Katzenjammer Kids on Parade.

Dear Word Detective: I found your web page discussing the possible origin of the word “brat.” My wife is German and we were watching some out of control children at a wedding yesterday and she said that in Germany they were called “Satansbraten,” or “Devil’s Roast.” I was just curious if that could also be a possible origin. — Leighton Shell.

That’s an interesting theory. I don’t speak German, so I’m at a bit of a disadvantage here. But my impression is that the logic of “Satansbraten,” widely translated as “problem child” or “brat,” is that the noxious little nipper is either more than likely to end up roasting on a spit in Hell or is, in fact, a devil or demon incarnate. Seems a little harsh to me, but then again I’ve also been to a few weddings terrorized by out of control children, so maybe not.

As I said in the column I wrote back in 2004, “brat” is a pejorative colloquial English term for “a child, especially an ill-tempered, spoiled or badly behaved child.” In his 1755 Dictionary of the English Language, Samuel Johnson defined the word (which first appears in the written record in 1557) as “a child, so called in contempt.” But in the 16th and 17th centuries, “brat” was also used without contempt or condemnation to mean any small, usually “insignificant” child (as in the term “beggar’s brat,” a child deployed to evoke sympathy from passers-by).

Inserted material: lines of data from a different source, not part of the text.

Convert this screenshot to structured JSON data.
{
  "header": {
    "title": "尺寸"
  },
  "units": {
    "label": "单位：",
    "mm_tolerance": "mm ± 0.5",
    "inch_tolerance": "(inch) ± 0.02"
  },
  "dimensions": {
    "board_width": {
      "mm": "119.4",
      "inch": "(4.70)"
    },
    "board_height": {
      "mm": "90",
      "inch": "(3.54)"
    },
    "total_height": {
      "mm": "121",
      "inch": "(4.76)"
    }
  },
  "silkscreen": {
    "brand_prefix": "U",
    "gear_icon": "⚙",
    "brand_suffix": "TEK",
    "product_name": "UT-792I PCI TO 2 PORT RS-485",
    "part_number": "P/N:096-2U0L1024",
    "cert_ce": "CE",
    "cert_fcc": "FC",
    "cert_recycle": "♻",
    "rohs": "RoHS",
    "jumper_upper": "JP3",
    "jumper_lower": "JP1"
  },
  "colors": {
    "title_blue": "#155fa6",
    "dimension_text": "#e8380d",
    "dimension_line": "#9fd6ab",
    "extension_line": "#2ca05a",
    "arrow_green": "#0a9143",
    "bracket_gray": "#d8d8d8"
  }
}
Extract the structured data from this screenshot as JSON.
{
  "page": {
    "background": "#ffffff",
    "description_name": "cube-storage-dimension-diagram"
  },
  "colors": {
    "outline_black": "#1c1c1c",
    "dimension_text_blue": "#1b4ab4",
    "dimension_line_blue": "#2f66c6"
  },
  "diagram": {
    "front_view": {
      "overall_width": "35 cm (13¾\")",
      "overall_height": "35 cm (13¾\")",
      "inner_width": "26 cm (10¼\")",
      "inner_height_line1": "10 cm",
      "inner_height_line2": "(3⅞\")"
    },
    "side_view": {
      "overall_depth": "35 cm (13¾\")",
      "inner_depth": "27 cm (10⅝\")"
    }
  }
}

It seems plausible that “brat” could have arisen in English as a borrowed and clipped form of the German “Satansbraten,” but I see a couple of problems on the English side of the border. First, the earliest written examples of “brat” found so far use the term to simply mean “child” or “offspring” with no pejorative overtones (“What [sin] hath Aeneas, my brat, committed agaynst [thee]?”, 1582). But “Satansbraten” has, I assume, always been used pejoratively, as positive invocations of Satan are somewhat rare.

Second, no one, to my knowledge, has found the sort of intermediate stages of development to be expected when a foreign word is taken into English and modified, such as the original word being used in English text and explained (e.g., “as the Germans say…”). So I tend to doubt that “Satansbraten” is the source of “brat.” It is possible, of course, that the development of “brat” was influenced in some way by “Satansbraten,” but that would be nearly impossible to document.

Unfortunately, a definitive explanation of where, exactly, “brat” did come from is not possible. One intriguing theory traces it to another kind of “brat” in English, this one meaning “a cloak made of coarse cloth, especially as worn by a child” (from the Old Irish “bratt,” cloth, cloak). This “brat,” meaning a sort of smock or apron worn by children, was, according to this theory, eventually adopted as a term for the children themselves.

Interestingly, this “brat/cloth” theory closely parallels a theory suggested to explain the development of our English word “girl,” which I mentioned in a recent column and which originally meant a child of either sex. The Old English word “gyrela,” meaning “garment,” is the suggested source for “girl,” and once again the theory is that the name for an article of clothing gradually became the word for the wearer. The parallels between the theories are striking, but since neither theory has been proven, one cannot be invoked to argue for the other, and so we are left with two mysteries on our hands.